Today we understand that in our area, increasing the capacity of devices for performing operations is a one-way ticket. And the task of scientists today (with a responsible attitude to development) is to make the technology so that it loads the devices as little as possible, does not force the processor to warm up to the temperature of the boiler, does not eat energy, like a “gastro-unsatisfied cadaver”. And then this technology becomes user friendly and at the same time high-tech.
For this to become a reality, completely unobvious “bundles” of completely different fields of science are required. Is it clear to many that shifting deep learning technologies to tropical algebra can dramatically reduce the number of transistors in neuroprocessors while maintaining expressive power? Or is it that the presence of Radon layers in a neural network allows it to economically describe projective invariants, which, in turn, determine the internal structure of images of the real world?

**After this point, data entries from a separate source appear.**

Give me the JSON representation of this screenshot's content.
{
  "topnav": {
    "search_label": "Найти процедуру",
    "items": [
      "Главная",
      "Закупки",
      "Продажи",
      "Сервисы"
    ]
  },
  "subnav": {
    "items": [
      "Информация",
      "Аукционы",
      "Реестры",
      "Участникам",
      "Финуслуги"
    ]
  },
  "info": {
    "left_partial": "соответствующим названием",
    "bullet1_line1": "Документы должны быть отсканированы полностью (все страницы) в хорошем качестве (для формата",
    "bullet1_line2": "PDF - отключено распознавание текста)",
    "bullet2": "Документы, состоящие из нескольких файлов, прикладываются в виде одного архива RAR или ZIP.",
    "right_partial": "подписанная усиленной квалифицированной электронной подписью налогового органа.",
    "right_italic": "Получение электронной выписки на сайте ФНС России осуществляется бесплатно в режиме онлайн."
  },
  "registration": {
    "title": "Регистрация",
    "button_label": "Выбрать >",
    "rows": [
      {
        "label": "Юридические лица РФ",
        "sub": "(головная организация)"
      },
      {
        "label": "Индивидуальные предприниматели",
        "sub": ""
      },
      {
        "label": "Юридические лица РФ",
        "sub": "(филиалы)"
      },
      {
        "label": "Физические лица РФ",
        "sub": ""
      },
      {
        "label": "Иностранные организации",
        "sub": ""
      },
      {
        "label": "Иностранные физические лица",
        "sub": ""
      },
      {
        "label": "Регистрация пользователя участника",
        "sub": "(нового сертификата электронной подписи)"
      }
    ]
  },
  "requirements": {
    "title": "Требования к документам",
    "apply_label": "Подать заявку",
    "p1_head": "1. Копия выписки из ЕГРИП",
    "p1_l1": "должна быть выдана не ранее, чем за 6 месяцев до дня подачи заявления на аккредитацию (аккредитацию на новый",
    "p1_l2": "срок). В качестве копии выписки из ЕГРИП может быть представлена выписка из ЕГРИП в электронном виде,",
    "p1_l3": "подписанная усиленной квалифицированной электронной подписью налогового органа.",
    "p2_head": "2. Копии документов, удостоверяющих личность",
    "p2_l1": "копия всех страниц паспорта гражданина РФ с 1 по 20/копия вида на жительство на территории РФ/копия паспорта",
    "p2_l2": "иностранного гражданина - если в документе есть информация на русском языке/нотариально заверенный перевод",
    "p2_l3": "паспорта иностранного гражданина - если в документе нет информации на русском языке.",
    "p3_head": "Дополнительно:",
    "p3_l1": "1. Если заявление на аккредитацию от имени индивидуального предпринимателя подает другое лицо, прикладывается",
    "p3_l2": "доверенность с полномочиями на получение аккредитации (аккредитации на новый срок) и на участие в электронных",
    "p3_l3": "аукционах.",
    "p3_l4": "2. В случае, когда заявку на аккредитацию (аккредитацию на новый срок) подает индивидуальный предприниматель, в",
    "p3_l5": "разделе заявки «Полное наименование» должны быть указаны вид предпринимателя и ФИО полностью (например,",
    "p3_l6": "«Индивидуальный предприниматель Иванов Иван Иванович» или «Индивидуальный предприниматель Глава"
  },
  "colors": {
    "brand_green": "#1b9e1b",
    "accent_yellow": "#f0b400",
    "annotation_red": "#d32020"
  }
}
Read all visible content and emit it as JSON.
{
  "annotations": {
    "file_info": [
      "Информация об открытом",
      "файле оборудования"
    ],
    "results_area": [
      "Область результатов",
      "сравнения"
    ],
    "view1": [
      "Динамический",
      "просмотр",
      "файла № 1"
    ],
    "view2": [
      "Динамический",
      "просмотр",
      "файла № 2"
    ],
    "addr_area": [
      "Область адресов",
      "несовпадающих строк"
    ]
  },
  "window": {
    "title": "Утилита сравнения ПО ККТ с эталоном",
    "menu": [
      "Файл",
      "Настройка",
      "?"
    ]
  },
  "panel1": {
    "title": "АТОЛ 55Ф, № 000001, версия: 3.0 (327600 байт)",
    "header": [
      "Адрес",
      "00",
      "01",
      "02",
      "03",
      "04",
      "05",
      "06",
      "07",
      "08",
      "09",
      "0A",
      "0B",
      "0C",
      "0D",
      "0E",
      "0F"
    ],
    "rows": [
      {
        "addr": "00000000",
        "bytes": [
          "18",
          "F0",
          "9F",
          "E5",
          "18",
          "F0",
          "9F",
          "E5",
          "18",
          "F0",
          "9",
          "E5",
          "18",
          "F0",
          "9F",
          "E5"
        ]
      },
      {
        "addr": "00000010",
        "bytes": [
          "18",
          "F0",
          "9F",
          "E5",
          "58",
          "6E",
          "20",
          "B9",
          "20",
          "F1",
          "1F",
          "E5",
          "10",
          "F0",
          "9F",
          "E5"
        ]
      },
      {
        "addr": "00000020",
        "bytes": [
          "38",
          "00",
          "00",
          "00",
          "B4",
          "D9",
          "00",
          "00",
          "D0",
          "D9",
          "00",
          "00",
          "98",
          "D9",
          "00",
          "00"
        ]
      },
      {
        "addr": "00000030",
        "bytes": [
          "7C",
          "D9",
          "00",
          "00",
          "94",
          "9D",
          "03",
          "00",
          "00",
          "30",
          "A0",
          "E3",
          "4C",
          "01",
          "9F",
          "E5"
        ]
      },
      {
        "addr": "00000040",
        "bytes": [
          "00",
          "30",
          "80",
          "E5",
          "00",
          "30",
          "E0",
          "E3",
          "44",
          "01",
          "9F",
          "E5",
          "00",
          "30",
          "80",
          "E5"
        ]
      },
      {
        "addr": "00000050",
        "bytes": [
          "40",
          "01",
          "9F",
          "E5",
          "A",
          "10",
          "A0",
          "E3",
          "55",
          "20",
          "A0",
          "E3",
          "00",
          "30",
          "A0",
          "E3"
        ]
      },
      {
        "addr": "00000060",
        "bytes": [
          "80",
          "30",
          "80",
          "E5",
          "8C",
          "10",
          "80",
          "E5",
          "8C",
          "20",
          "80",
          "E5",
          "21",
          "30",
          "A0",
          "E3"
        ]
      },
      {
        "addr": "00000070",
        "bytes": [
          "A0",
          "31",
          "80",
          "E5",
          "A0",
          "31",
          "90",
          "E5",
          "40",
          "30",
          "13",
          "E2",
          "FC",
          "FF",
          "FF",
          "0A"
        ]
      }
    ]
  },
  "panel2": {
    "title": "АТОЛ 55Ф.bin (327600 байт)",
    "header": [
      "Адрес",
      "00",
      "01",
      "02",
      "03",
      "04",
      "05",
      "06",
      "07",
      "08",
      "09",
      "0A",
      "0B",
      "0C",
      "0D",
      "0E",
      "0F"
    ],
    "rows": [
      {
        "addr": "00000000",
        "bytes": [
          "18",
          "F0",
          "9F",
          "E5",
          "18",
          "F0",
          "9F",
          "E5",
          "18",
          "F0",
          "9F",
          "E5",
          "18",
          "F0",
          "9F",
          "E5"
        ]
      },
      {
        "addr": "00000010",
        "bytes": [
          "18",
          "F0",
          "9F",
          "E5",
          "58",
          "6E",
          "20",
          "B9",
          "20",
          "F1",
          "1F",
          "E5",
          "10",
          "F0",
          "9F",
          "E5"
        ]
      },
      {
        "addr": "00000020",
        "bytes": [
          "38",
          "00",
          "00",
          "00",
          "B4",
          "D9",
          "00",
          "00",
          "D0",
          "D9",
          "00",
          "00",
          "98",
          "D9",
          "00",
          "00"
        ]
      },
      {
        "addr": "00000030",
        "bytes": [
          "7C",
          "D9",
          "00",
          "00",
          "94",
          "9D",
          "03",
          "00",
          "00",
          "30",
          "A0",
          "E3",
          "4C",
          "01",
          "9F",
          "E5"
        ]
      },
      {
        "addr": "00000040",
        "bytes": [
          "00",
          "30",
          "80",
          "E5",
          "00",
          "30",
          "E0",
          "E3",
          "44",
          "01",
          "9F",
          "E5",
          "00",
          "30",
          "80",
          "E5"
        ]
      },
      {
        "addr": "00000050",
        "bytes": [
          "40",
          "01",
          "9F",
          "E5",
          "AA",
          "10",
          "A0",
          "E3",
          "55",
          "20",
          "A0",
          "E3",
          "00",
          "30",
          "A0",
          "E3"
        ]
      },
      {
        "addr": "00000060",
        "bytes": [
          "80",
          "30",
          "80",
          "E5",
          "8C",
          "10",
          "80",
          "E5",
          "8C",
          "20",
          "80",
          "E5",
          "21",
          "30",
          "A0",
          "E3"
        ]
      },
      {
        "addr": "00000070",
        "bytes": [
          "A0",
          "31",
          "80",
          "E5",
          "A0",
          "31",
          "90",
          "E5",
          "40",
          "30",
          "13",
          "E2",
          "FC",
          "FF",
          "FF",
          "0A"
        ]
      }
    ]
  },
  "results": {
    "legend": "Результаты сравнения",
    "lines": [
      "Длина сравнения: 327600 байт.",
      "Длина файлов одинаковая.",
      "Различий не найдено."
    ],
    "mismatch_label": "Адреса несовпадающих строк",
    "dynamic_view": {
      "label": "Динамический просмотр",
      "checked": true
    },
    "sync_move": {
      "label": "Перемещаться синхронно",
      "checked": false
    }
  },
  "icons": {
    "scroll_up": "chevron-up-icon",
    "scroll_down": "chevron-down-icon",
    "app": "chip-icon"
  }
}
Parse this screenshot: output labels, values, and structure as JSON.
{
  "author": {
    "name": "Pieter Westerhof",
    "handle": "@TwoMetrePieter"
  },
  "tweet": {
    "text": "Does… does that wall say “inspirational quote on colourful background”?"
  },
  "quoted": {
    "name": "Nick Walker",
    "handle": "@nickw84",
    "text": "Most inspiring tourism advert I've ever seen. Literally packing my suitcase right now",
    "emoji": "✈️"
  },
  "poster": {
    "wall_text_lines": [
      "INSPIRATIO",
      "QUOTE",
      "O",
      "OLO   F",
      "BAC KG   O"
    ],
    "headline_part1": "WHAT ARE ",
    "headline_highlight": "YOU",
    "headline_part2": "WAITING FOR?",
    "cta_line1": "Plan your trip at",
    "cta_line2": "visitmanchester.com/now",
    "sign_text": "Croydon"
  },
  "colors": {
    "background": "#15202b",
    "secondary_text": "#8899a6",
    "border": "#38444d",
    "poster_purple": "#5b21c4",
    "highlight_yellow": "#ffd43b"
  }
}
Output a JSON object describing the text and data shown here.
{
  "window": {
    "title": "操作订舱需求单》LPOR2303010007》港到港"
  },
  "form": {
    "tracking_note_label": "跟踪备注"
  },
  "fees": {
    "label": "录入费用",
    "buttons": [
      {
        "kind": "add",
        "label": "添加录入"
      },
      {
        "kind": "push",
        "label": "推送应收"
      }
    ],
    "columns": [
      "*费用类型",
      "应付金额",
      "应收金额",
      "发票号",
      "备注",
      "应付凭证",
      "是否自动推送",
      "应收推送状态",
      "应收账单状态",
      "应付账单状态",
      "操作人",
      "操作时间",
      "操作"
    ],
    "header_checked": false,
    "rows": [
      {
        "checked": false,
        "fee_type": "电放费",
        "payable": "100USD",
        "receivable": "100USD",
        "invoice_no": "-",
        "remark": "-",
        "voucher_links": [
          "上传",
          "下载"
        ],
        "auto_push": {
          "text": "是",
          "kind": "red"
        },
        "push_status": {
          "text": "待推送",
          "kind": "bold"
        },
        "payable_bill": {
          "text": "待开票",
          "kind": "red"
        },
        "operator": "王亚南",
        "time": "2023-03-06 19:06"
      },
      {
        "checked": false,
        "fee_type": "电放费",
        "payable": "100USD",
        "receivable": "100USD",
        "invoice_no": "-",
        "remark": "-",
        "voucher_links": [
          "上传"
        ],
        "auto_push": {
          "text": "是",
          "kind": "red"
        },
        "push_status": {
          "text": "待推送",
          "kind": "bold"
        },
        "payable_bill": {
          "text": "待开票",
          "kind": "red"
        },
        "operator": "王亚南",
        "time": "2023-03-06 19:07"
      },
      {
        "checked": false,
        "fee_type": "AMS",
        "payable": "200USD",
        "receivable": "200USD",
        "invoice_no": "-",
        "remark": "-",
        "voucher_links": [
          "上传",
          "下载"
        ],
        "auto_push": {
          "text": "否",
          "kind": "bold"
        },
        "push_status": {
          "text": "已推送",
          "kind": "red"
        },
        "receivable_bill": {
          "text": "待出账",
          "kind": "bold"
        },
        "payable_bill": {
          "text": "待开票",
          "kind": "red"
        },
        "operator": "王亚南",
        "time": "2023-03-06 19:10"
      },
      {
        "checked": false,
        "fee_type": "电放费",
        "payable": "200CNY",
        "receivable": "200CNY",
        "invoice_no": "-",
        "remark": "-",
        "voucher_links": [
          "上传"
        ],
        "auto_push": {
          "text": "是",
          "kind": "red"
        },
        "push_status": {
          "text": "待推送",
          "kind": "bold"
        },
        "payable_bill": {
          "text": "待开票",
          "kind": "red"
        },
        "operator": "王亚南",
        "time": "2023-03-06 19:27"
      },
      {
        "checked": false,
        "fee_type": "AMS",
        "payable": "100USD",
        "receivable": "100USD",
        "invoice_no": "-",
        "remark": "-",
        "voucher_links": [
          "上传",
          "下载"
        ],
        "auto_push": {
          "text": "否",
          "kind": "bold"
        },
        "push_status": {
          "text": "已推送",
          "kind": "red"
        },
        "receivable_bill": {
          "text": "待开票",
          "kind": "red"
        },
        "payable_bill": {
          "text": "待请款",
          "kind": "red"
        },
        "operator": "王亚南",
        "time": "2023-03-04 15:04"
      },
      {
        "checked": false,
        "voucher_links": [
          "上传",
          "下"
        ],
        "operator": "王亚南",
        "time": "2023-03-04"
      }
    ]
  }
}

Participation in scientific conferences is, first of all, an opportunity to compare watches with world leaders, to see their real competitors (yes, real competitors also go to scientific conferences, because they are also scientists), to see where technologies are moving first-hand, and not in retelling of visionaries and evangelists, who for the most part have nothing to do with real science, but only learned to put fashionable words into relatively competent sentences. Without this understanding of trends and trends in fundamental science, no movement forward is possible. Technology without science “will not take off,” or it will already be obsolete in advance.